Fantastic Fest Review: WHITE FIRE Is An Incestuous WTF Diamond Heist

Robert "The Exterminator" Ginty and Fred "The Hammer" Williamson lead this befuddling, bugnuts rediscovered Turkish import.

Nothing about White Fire makes a whole lot of sense, but it's a Turkish film from the '80s. So, when taking its filmic sideshow heritage into account, the '84 exploitation picture's baffling nature actually adds up (though don’t ask this writer to provide you with an equation).

Helmed by Jean-Marie Pallardy – a French filmmaker mostly known for softcore cheapies such as Emmanuelle Goes to Cannes ('80) – White Fire is a hodgepodge of action movie extravaganza, bright pink gore bonanza, and incestuous love charade, as Robert Ginty (of The Exterminator ['80] infamy) and Belinda Mayne (Alien 2 [‘80]) play Bo and Olga, brother/sister refugees who flee to Istanbul after watching their mother get shot down in sub-Peckinpah slow motion, only to end up working in the diamond mines. Slaving away in this vaguely futuristic hellhole, the siblings mastermind a plan with their American keeper (a sweaty-lipped Jess Hahn) to steal a mysterious glowing rock that emits radiation and singes the paws of anyone who touches it. Unfortunately, a ruthless Italian competitor (Mirella Banti) gets wind of their heist and murders Olga, leaving Bo a broken man, looking for a new sex object to not so secretly pine for/partner with. 

That's just the first thirty minutes of Pallardy's whacked out opus, which also involves a beach-set machine gun showdown, a chainsaw battle, Bo and Olga's Bond villain boss (Gordon Mitchell) torturing employees he suspects of trying to rip off his diamond operation, and a ton of uncomfortable nudity, as Ginty and Mayne share a chemistry that's practically non-existent. However, no lack of pathos could ever stop this lewd workman from including an extended nude swimming sequence that would make Jess Franco swoon. Per usual, Ginty's baby face and porn star 'stache combine with his Jiffy Lube "Employee of the Month" charisma to mark him as one of the oddest choices for a heroic role in history, while Mayne balances a somewhat playful innocence with a hardened self-awareness. The actress most certainly recognizes she’s there to play a living, breathing Barbie Doll in this low rent genre mash-up, and rises to the occasion with honor.

It's really only once his sister dies and Bo meets Ingrid (also Mayne), a full-on doppelgänger for his fallen kin (who also gets plastic surgery just to ensure she looks identical to Olga), that the movie becomes a bizarro Turkish Vertigo riff. The heist plot almost plays secondary to the fact that Bo simply wants to fuck his pretty sibling, while Pallardy's camera lingers on their lips touching, and match cuts flash inserts of them smooching as kids, just to make sure we don't miss the point. It's all sold with the "tee hee" taboo-pushing titillation of a true smut peddler, as the director's background in "Single M" infamy – despite his Emmanuelle actually being spelled correctly to fool you into thinking it's "official" canon – shines through, making up for the sloppy, herky-jerk no budget set pieces. 

As if Pallardy didn't think this milky exploitation soup had enough spicy flavoring, Blaxploitation legend Fred "The Hammer" Williamson enters the picture as an international pimp, looking to collect his "merchandise" (as Ingrid once worked for the swaggering hustler). Chomping cigars and scenery in equal measure, Williamson's presence is welcome in any picture, and signals yet another tonal turn into full-on serial adventure territory. Naturally, all of the players collide in the climax, as Pallardy begins staging full-tilt explosions during a rocky race toward the massive, glowing rock that's embedded deep in one of the mine's mostly unexplored caves. By the time barely paid stuntmen are throwing their bodies around like rag dolls while Bo tosses packs of dynamite at his would-be assassins, White Fire actually threatens to fly too close to the face of the sun, becoming an exhausting endeavor of "anything goes" lo-fi filmic craft. 

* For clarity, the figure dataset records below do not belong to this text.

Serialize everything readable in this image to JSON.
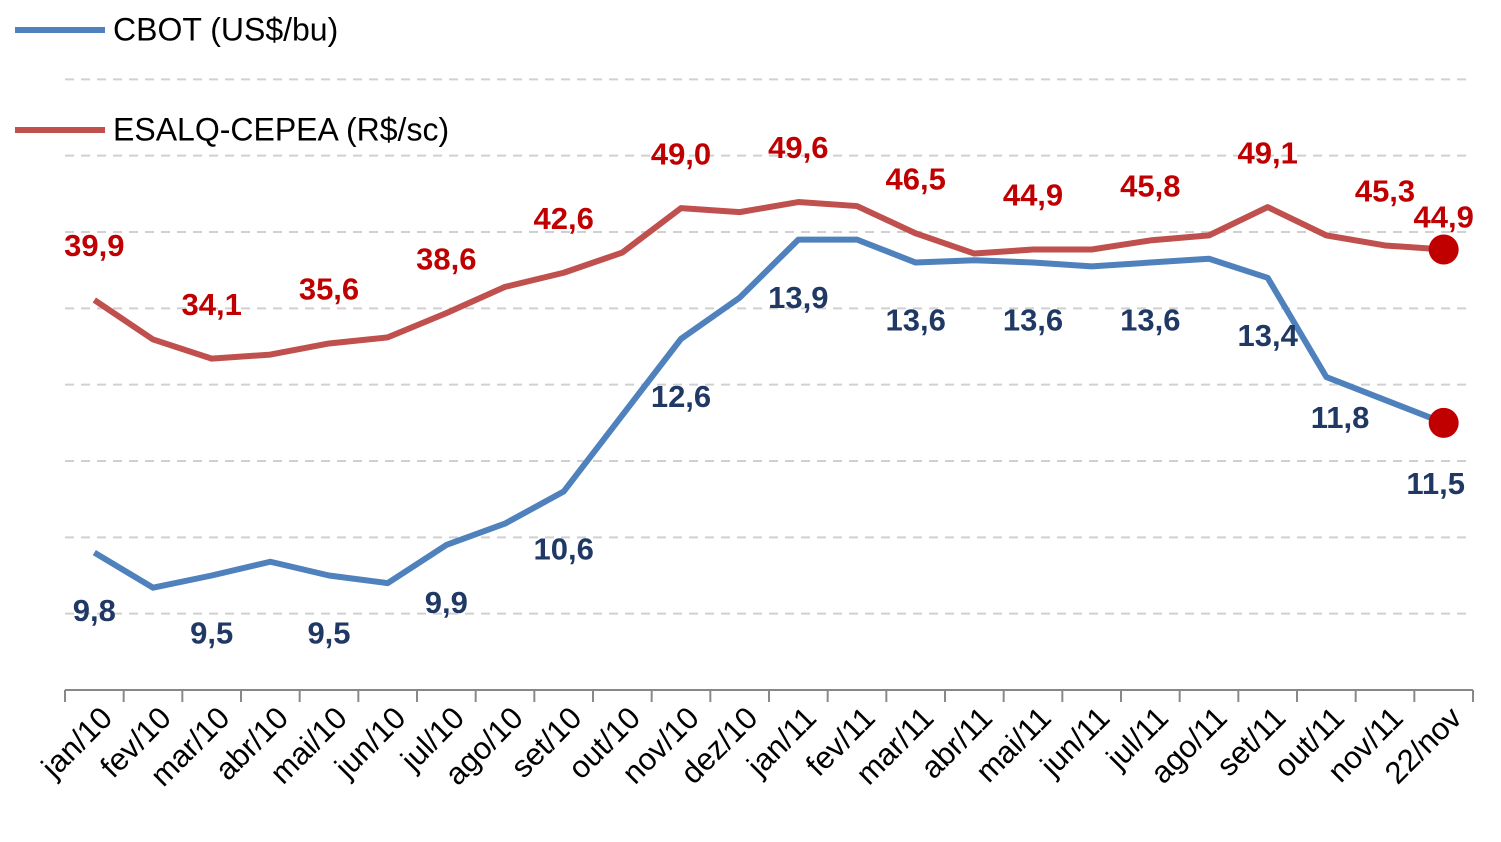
{
  "chart_data": {
    "type": "line",
    "categories": [
      "jan/10",
      "fev/10",
      "mar/10",
      "abr/10",
      "mai/10",
      "jun/10",
      "jul/10",
      "ago/10",
      "set/10",
      "out/10",
      "nov/10",
      "dez/10",
      "jan/11",
      "fev/11",
      "mar/11",
      "abr/11",
      "mai/11",
      "jun/11",
      "jul/11",
      "ago/11",
      "set/11",
      "out/11",
      "nov/11",
      "22/nov"
    ],
    "series": [
      {
        "name": "CBOT (US$/bu)",
        "color": "#4f81bd",
        "label_color": "#1f3864",
        "values": [
          9.8,
          9.34,
          9.5,
          9.68,
          9.5,
          9.4,
          9.9,
          10.18,
          10.6,
          11.6,
          12.6,
          13.14,
          13.9,
          13.9,
          13.6,
          13.63,
          13.6,
          13.55,
          13.6,
          13.65,
          13.4,
          12.1,
          11.8,
          11.5
        ],
        "value_labels": [
          "9,8",
          null,
          "9,5",
          null,
          "9,5",
          null,
          "9,9",
          null,
          "10,6",
          null,
          "12,6",
          null,
          "13,9",
          null,
          "13,6",
          null,
          "13,6",
          null,
          "13,6",
          null,
          "13,4",
          null,
          "11,8",
          "11,5"
        ]
      },
      {
        "name": "ESALQ-CEPEA (R$/sc)",
        "color": "#c0504d",
        "label_color": "#c00000",
        "axis": "y2",
        "values": [
          39.9,
          36.0,
          34.1,
          34.5,
          35.6,
          36.2,
          38.6,
          41.2,
          42.6,
          44.6,
          49.0,
          48.6,
          49.6,
          49.2,
          46.5,
          44.5,
          44.9,
          44.9,
          45.8,
          46.3,
          49.1,
          46.3,
          45.3,
          44.9
        ],
        "value_labels": [
          "39,9",
          null,
          "34,1",
          null,
          "35,6",
          null,
          "38,6",
          null,
          "42,6",
          null,
          "49,0",
          null,
          "49,6",
          null,
          "46,5",
          null,
          "44,9",
          null,
          "45,8",
          null,
          "49,1",
          null,
          "45,3",
          "44,9"
        ]
      }
    ],
    "last_marker_color": "#c00000",
    "ylim": [
      8,
      17
    ],
    "yticks": [
      9,
      10,
      11,
      12,
      13,
      14,
      15,
      16
    ],
    "y2lim": [
      1.3,
      69.3
    ],
    "grid": true,
    "legend": "top-left"
  }
}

Scoring the pulp proceedings are Foreigner Lite power ballads from British rock group Limelight, acting as a sort of Big Hair Greek Chorus via their mix of poppy riffs and slightly off-tune harmonizing. Including these tracks is quite a daft attempt at sleight of hand, as the themes are seemingly needle-dropped whenever the jagged editing and washed out cinematography (not to mention a dub job that's shoddy even by Italian horror standards) become almost too distracting for even the hardest core trash cinema crate diggers. Yet that's the whole joy of watching works like White Fire, as these movies were never meant to be "art", but rather cheapo means to make a few bucks before the next movie was queued up at the all-night revue. This is pure depravity, made by and for perverts: 100 minutes of disreputable bliss that ends with a brother and sister riding off into the sunset, just to get naked together all over again.